If you were a tree, what sort of tree would you be?
This question was always a joke when I was growin up; people poking fun at some sort of ephemeral consciousness-uplifting / soul cleansing. Like psychaitrists, but different. I, however, often ask myself this question, and no, I don’t really know why.
The most recent time, was when I was waiting for Miss B outside school. I like to stand under the tree, under all trees really, and breathe with it; to vision my roots extending down to the water under the surface, and my leaves stretching up for the air and sunlight. And I asked myself this question, and came up with … well, let me preface.
In my youth, I’ve answered myself “a mighty oak.” I’ve always liked the oaks; their strong roots, their tall backs, their ritual symbolism, the protected feeling I get when I am beneath them. I’ve always wanted to be like one, but never really felt myself to be one. I generally followed that with “Well, ok, not a mighty oak. How about a birch tree- one of the first sorts of trees to enter a boggy area and make it safe.” Thinking of myself as inquisitive, eager, rather than slow, magnificient and protective.
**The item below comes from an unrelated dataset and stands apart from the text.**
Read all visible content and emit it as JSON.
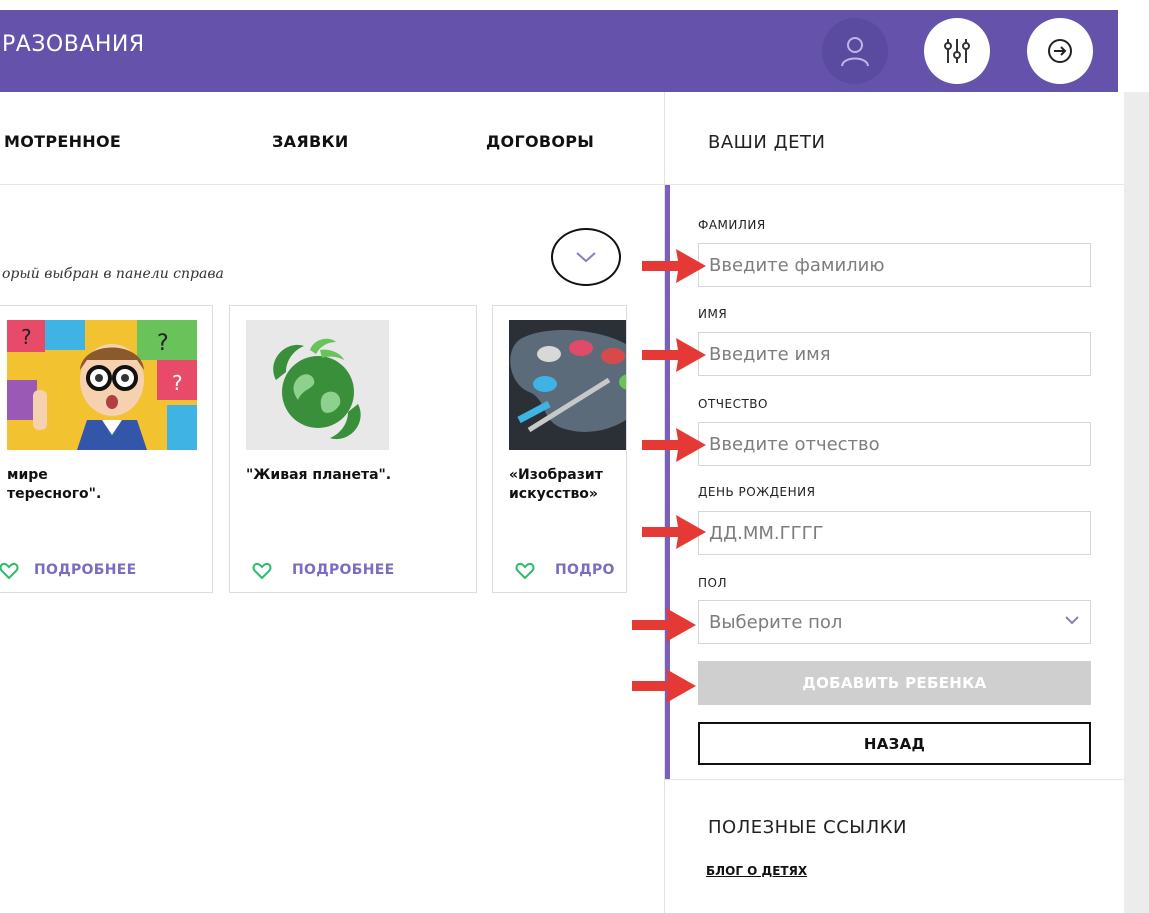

And then a time came when I was “one of those scraggly pine trees on the coast, permanently hunched over from the wind, barely clinging onto the rock, growth stunted.” Lightning struck, and I became a barren stump, tall and clean like a giant’s broken femur sticking up from the ground. I toppled slowly, gathering momentum, until I landed with a tooth rattling crash, embedding myself in the muck around me. And then, rot set in; beetles and bacteria; I became a nurse tree. My creative bits returning to the forest floor.
Now, when I ask myself this question (I never really ask it out loud, it’s more of an internal barometer. And I probably would never answer someone straight; you’re seeing into my insides here) I see, as the nurse tree dissolves, new trees are born with the same materials that are decomposing. I still have the same internal parts I had “back a few years ago” but my surroundings are … healthier and more nurturing. I’m a little wary yet of some things, but I’m also planning completely new things; but all of these things are from the same parts of me that I had before, slightly changed and recombined.